I have confirmed the codes work on MacOS High Sierra and python 3.6.1

If you have your persistence diagrams, skip to 3.
Then, please rename your persistence diagrams as
data/{type of data}/{name of data}/pcd/dim{dimension of PD}_{data index}.txt

You can also use data.zip as an example data.
Due to the file size restriction, only matern data is available.

1.Prepare point data

You can try make_lattice.py or make_matern.py.
The point data will be saved as data/matern/pcd2_lambda100_width1_distance005_iid100_type_0/pcd/pcd_0.txt

2.Compute the persistence diagrams

You can try run_lattice.sh or run_matern.sh.
In order to use the shell script, you need to install HomCloud (http://www.wpi-aimr.tohoku.ac.jp/hiraoka_labo/homcloud/index.en.html)
You can check the persistence diagram of data/matern/pcd2_lambda100_width1_distance005_iid100_type_0/pcd/pcd_0.txt in data/matern/pcd2_lambda100_width1_distance005_iid100_type_0/pcd/dim1_0.txt (dim1 means 1 dimensional persistence diagram)

(Optional) Let's see the persistence diagrams as histogram, visualized PWGK and persistence landscape.

You can try plot_image.py.
The point data will be saved as data/lattice/plot_pd1_pcd2_side20_iid100
hist: histogram
image: visualized PWGK (= persistence image)
landscape: persistence landscape with k=1, i.e., one-variable function $\lambda(1, t)$ w.r.t $t$
The last image_linear/image_ave_hoge.png or landscape/landscape_ave_hoge.png mean the averaged version.

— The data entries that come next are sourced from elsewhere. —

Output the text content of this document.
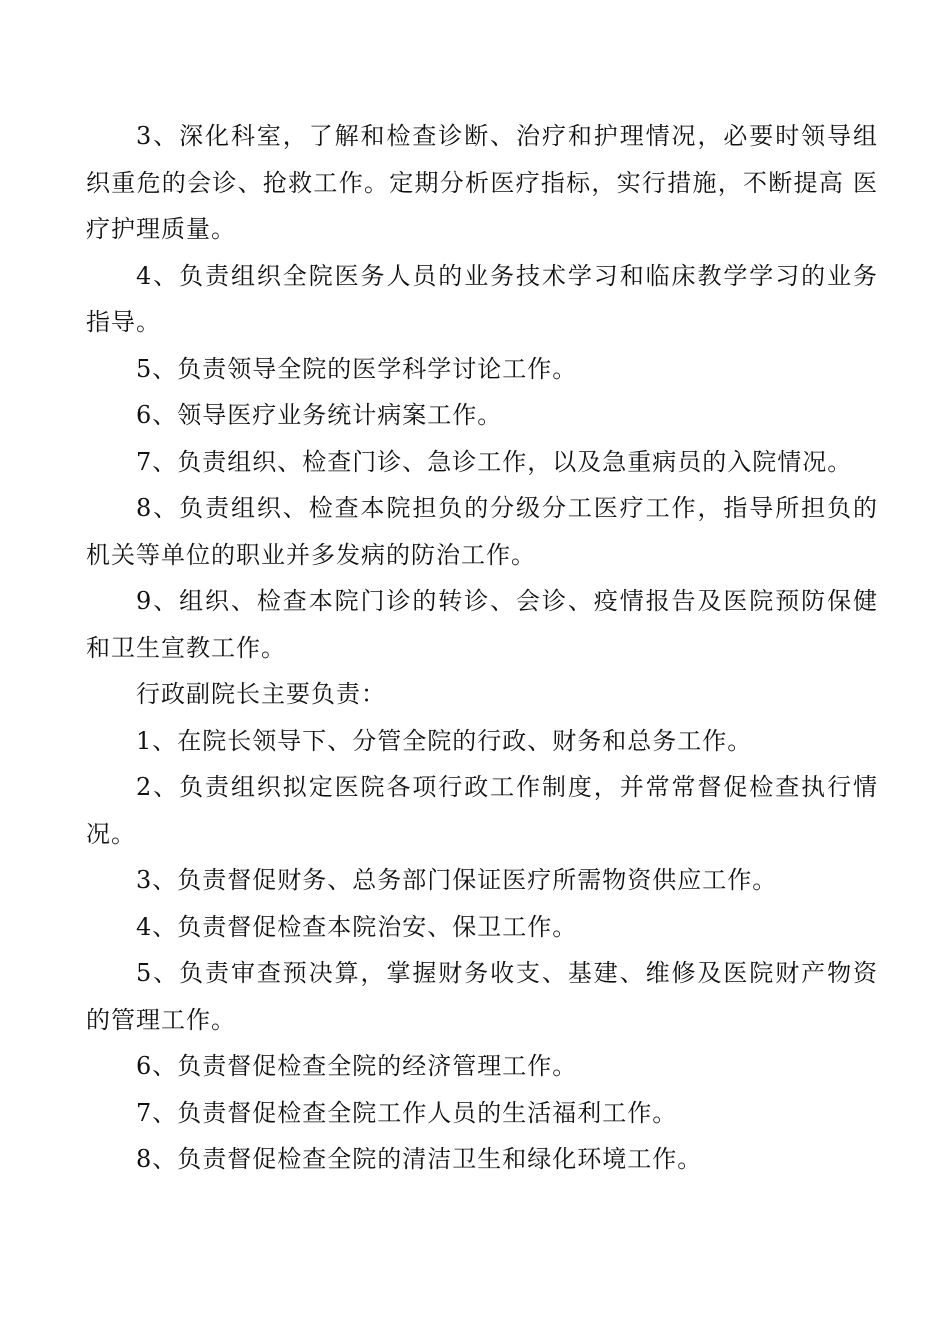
3、深化科室，了解和检查诊断、治疗和护理情况，必要时领导组 织重危的会诊、抢救工作。定期分析医疗指标，实行措施，不断提高 医疗护理质量。

4、负责组织全院医务人员的业务技术学习和临床教学学习的业务 指导。

5、负责领导全院的医学科学讨论工作。

6、领导医疗业务统计病案工作。

7、负责组织、检查门诊、急诊工作，以及急重病员的入院情况。

8、负责组织、检查本院担负的分级分工医疗工作，指导所担负的 机关等单位的职业并多发病的防治工作。

9、组织、检查本院门诊的转诊、会诊、疫情报告及医院预防保健 和卫生宣教工作。

行政副院长主要负责：

1、在院长领导下、分管全院的行政、财务和总务工作。

2、负责组织拟定医院各项行政工作制度，并常常督促检查执行情况。

3、负责督促财务、总务部门保证医疗所需物资供应工作。

4、负责督促检查本院治安、保卫工作。

5、负责审查预决算，掌握财务收支、基建、维修及医院财产物资 的管理工作。

6、负责督促检查全院的经济管理工作。

7、负责督促检查全院工作人员的生活福利工作。

8、负责督促检查全院的清洁卫生和绿化环境工作。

3.1 Compute kernel principal component analysis (KPCA) by PWGK

Try kpca.py
In the case of matern, type_1 and type_2 are different data set.
1st figure: gram matrix
2nd figure: result of kernel discriminant Fisher ratio
3rd figure: result of KPCA on 2 dim plot
4th figure: result of KPCA on 3 dim plot
You can check the contribution rates of KPCA in the python console.

If you change 1.136 to 1.135 by changing the comment out, you can see the difficulty to distinguish type_0 (Poisson point process) and type_2.

3.2 Compute kernel two sample test

Try main.py
The results in python console
"""
matern ['type_0', 'type_2']
one
0.0011803 1.0
linear
0.1276194 0.456
arctan
0.0663033 0.655
"""
means a null hypothesis is "type_0" = type_2"
one, linear, arctan mean the weight function w(b,d) = 1, d-b, arctan(C(d-b)^p), resp.
The left value is the average of p-value and the right is the statistical power (probability to reject the null distribution correctly).

If you are concern the Type I error, please change False to True in 1.90, and then the right value means the probability that Type I error happens because the null hypothesis is "type_2" = "type_2" and the rejection is the Type I error.

3.3 Compute the confidence intervals

Try bootstrap.py
The results in python console
"""
matern ['type_0', 'type_2'] 100 [0.07, 0.075] 0.01
95 percent confidence interval
[ a b ]
[ c d ]
"""
means the confidence interval of 'type_0' is [a,c] and 'type_2' is [b,d].
You can also check data/lattice/bootstrap_one.png

3.* Try what you want to do by kernel method

In kpca.py or main.py, we compute the Gram matrix of the PWGK as "mat_gram_pwgk".
If you want to apply another kernel methods, you can use this Gram matrix.